Well you see...that's where the magic comes in...increase the emissivity of a system with any other substance known to man and the result is a lowering of the temperature...increase the emissivity with CO2 and you raise the temperature...not only do you raise the temperature...you raise the temperature of a convective system in which radiation is nothing more than a small bit player till you reach the top of the atmosphere...magic is the only explanation...

increase the emissivity of a system with any other substance known to man and the result is a lowering of the temperature.

Any actual backup for this claim?

And I noticed you didn't answer the question....
If CO2 and water vapor absorbs IR from the ground and emits it in all directions, how does that make it cooler than if the IR from the ground left the atmosphere unimpeded?
 
Wrong. It CAN heat a rock.

Good! We're making progress!

Now, explain the discrepancy in your reasoning. That is:

You say sunlight can warm a rock, even though it can't penetrate a rock deeply.

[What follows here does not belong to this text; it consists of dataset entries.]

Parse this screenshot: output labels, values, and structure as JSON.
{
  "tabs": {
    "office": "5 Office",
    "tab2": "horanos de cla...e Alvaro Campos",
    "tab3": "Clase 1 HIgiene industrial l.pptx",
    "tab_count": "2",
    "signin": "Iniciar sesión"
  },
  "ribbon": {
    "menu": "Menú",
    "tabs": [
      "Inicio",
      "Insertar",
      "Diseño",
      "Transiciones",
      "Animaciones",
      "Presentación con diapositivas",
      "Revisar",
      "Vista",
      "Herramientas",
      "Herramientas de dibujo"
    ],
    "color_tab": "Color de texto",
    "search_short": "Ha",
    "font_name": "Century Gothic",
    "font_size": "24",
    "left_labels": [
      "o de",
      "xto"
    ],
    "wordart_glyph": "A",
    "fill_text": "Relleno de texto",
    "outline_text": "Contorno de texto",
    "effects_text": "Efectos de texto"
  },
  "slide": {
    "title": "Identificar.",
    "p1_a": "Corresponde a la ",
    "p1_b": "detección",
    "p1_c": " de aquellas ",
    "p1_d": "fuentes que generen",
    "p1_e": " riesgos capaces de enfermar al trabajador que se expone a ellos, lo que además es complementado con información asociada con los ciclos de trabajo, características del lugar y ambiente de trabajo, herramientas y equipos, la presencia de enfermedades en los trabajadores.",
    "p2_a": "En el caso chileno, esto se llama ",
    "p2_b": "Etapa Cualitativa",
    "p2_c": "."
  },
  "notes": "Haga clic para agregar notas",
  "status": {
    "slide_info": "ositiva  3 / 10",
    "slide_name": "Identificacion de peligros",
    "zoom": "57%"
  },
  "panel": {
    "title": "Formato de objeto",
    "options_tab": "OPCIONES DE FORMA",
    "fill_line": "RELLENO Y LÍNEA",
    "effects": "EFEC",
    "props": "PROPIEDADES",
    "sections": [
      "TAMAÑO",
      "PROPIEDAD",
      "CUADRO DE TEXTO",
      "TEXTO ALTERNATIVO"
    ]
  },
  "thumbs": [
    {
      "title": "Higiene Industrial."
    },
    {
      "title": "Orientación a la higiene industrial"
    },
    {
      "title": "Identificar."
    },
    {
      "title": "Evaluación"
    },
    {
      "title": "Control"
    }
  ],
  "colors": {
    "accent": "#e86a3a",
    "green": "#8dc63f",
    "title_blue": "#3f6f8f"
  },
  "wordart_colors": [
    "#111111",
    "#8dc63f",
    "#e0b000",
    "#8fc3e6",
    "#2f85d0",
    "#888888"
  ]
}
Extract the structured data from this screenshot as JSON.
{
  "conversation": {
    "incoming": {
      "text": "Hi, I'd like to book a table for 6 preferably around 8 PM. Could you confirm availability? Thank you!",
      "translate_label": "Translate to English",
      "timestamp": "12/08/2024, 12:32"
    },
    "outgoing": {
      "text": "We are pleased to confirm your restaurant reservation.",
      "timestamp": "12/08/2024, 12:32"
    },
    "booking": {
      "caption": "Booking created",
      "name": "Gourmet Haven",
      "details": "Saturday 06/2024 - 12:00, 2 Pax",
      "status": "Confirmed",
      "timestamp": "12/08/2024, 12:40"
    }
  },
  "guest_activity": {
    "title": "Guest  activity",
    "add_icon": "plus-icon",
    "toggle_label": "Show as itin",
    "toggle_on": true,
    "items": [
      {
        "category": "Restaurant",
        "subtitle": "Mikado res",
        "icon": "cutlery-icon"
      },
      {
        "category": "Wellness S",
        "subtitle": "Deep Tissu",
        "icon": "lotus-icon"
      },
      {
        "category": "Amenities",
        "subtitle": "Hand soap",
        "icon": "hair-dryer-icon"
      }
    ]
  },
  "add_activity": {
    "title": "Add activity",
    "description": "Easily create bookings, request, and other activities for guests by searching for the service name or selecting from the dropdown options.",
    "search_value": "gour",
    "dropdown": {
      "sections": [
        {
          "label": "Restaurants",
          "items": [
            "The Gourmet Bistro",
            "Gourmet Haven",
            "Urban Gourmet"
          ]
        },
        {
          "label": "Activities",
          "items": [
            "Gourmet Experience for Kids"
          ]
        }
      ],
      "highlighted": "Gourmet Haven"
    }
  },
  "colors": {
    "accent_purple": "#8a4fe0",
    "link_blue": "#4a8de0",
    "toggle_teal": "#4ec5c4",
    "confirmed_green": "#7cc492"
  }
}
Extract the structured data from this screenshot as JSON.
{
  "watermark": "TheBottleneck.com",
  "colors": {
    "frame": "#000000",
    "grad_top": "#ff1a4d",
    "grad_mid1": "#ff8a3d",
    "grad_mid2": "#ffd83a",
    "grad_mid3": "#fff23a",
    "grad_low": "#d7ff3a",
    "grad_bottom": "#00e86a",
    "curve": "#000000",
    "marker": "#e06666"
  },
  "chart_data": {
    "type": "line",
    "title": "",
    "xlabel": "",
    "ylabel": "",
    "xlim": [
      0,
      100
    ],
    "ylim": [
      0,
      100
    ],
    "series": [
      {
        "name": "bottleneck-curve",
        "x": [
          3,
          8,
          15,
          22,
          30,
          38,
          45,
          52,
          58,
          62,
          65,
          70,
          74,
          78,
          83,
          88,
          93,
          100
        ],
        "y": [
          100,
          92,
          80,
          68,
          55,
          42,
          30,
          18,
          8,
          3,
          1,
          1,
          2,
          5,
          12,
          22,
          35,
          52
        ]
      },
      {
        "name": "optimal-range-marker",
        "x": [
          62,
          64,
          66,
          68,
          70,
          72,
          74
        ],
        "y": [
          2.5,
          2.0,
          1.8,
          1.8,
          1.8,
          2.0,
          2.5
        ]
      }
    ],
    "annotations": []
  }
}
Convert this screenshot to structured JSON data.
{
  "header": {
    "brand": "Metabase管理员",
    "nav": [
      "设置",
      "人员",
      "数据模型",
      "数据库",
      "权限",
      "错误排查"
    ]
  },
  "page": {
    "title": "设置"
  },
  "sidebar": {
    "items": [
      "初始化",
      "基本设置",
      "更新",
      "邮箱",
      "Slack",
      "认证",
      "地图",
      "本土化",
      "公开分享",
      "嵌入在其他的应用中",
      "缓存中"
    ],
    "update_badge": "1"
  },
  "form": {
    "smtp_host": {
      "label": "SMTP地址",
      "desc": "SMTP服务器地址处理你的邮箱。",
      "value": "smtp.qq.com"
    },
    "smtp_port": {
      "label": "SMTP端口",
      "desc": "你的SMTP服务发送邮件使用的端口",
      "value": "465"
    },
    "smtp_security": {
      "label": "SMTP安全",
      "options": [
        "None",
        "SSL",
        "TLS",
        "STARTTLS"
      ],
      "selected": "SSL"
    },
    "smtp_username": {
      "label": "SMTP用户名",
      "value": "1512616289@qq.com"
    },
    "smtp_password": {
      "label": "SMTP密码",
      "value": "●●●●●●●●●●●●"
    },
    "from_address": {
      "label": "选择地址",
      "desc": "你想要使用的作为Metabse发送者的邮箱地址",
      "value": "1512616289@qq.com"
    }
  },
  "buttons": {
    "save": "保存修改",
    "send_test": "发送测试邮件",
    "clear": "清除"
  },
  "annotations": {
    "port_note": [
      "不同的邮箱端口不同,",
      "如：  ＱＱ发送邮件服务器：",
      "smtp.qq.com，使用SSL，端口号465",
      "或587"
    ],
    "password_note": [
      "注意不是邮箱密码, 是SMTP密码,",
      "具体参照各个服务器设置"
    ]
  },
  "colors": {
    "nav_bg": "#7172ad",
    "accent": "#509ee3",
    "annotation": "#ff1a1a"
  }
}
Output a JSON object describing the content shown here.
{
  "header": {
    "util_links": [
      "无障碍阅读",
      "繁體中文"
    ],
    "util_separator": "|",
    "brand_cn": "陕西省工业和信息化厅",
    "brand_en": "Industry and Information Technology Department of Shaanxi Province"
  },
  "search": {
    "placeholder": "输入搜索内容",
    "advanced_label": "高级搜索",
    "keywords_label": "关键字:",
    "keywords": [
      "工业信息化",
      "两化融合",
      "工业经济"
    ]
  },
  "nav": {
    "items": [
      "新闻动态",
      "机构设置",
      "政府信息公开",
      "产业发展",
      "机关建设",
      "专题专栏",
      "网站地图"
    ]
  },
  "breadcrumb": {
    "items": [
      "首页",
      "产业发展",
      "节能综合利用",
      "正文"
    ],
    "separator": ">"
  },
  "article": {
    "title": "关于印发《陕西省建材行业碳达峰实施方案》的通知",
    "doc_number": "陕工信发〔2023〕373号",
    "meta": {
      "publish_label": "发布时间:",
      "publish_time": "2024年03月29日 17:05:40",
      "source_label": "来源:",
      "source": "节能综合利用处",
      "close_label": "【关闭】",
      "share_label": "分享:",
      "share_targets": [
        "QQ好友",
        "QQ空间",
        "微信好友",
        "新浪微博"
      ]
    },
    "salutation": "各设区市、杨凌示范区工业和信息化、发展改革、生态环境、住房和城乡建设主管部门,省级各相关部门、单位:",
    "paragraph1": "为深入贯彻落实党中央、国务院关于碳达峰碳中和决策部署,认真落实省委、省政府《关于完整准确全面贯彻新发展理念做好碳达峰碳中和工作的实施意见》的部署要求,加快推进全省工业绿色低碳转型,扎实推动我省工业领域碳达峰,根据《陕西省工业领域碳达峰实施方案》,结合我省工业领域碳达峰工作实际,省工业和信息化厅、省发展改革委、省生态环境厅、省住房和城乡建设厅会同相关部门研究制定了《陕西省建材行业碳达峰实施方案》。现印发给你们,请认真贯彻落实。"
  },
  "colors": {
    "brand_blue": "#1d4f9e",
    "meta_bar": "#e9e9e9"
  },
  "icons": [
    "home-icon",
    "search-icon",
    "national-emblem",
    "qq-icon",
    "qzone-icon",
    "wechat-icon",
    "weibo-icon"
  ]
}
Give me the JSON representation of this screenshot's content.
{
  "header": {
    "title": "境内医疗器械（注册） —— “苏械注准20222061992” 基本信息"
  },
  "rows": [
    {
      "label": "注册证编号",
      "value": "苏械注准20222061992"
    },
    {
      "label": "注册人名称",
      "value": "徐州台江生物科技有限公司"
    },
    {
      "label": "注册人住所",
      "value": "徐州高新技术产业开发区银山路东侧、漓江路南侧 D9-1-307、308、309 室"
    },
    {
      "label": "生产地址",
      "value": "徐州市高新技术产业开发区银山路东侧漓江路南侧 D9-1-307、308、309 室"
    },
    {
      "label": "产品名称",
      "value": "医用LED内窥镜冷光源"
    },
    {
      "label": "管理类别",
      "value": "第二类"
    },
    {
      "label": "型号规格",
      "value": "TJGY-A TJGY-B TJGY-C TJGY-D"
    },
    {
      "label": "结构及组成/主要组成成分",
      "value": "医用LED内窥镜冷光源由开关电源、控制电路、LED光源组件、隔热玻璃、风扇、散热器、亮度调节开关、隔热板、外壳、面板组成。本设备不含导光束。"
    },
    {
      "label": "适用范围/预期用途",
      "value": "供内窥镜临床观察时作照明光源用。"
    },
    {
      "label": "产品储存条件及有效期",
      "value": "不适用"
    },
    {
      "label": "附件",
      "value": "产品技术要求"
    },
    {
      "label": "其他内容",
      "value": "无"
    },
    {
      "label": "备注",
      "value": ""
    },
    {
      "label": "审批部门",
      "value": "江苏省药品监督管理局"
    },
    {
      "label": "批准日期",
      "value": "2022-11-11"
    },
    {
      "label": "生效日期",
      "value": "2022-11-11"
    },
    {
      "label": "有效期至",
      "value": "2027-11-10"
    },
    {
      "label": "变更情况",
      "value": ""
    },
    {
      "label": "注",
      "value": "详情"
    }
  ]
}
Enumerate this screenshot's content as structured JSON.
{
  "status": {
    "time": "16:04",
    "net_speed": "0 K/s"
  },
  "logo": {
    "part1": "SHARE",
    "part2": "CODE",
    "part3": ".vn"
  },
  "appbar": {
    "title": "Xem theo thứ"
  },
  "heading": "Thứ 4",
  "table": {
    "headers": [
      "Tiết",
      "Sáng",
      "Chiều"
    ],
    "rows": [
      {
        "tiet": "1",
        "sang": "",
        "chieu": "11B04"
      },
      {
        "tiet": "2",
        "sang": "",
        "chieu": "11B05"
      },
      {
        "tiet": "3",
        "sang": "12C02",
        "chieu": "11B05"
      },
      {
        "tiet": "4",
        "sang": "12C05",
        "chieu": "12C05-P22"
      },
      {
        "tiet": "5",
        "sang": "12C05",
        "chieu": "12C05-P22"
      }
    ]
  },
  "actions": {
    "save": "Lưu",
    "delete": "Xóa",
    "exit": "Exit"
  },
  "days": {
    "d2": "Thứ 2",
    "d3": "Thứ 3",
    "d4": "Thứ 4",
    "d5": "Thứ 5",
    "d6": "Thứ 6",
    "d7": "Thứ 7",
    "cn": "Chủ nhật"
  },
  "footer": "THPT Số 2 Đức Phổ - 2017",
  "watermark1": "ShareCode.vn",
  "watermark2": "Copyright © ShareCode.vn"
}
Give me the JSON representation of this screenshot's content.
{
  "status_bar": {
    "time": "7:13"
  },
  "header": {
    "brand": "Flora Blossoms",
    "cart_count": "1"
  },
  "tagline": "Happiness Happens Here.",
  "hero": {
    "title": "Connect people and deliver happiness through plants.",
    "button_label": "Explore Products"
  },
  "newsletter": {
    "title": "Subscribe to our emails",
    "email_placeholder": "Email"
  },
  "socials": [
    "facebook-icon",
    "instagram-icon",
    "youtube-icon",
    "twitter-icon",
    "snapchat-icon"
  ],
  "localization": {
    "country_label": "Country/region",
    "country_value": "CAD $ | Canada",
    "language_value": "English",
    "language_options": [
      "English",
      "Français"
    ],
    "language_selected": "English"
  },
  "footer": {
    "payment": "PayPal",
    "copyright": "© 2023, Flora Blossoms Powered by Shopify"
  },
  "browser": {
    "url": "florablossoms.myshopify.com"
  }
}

You say IR can't warm the ocean, because it can't penetrate the ocean deeply.

Why the wild inconsistency, and why should anyone take your crazy claim seriously?
 
I've heard that ruse about 4 or 5 times now and need to have you ponder deeper into the problem.

Our pondering is fine. Yours went off on a red herring hunt.

Steel is a wonderful heat conductor. In fact, any good thermal conductor will burn the crap out you even if it's surface temperature is not far from your skin temperature.. The REASON is - you're getting juiced by a EFFICIENT heat flow.. If you put a slab of black ABS plastic and allowed the surface temp to reach the same as your steel. It would be initially hot, but dissipate quickly with little damage to the skin.

That's totally irrelevant.

Water, rock, plastic, steel, whatever, it doesn't matter. If it absorbs the EM energy, deep or shallow, it heats up. Period.

The ocean "skin" is considerably LESS of a heat conductor than your slightly tarnished steel.. Any small breeze or mixing will remove the amount of heating from LWIR quite quickly.

That's in agreement with the theory (and directly measured reality) of how backradiation heats the oceans.

Nobody is saying LWIR heat dives down into the oceans. It does get lost to the atmosphere quickly. Point is, it takes the place of other heat in the ocean that would have otherwise gotten lost to the atmosphere. It slows down ocean heat loss, so it warms the oceans in that fashion.
 
Wrong. It CAN heat a rock.

Good! We're making progress!

Now, explain the discrepancy in your reasoning. That is:

You say sunlight can warm a rock, even though it can't penetrate a rock deeply.

You say IR can't warm the ocean, because it can't penetrate the ocean deeply.

Why the wild inconsistency, and why should anyone take your crazy claim seriously?







Where did I say it couldn't penetrate a rock deeply? Please provide some proof of that. Long Wave IR can penetrate (well penetrate is a misnomer, it can warm a rock and that is the point) while it can't penetrate the skin of the water. And that too is the point. Fluids don't behave the same as solids....or did you not know that?
 
No, that is NOT the point. You tell us that visible can penetrate meters but that IR is restricted to the first few fucking microns. Well, you hit that rock and you will be lucky to get a few nanometers into the material. HOW does that rock, get warm? Why doesn't all that heat immediately return to the atmosphere as you claim happens with water?
 
No, that is NOT the point. You tell us that visible can penetrate meters but that IR is restricted to the first few fucking microns. Well, you hit that rock and you will be lucky to get a few nanometers into the material. HOW does that rock, get warm? Why doesn't all that heat immediately return to the atmosphere as you claim happens with water?





Wrong again. I stated that UV can penetrate the oceans deeply. Not visible light. Learn to read with comprehension.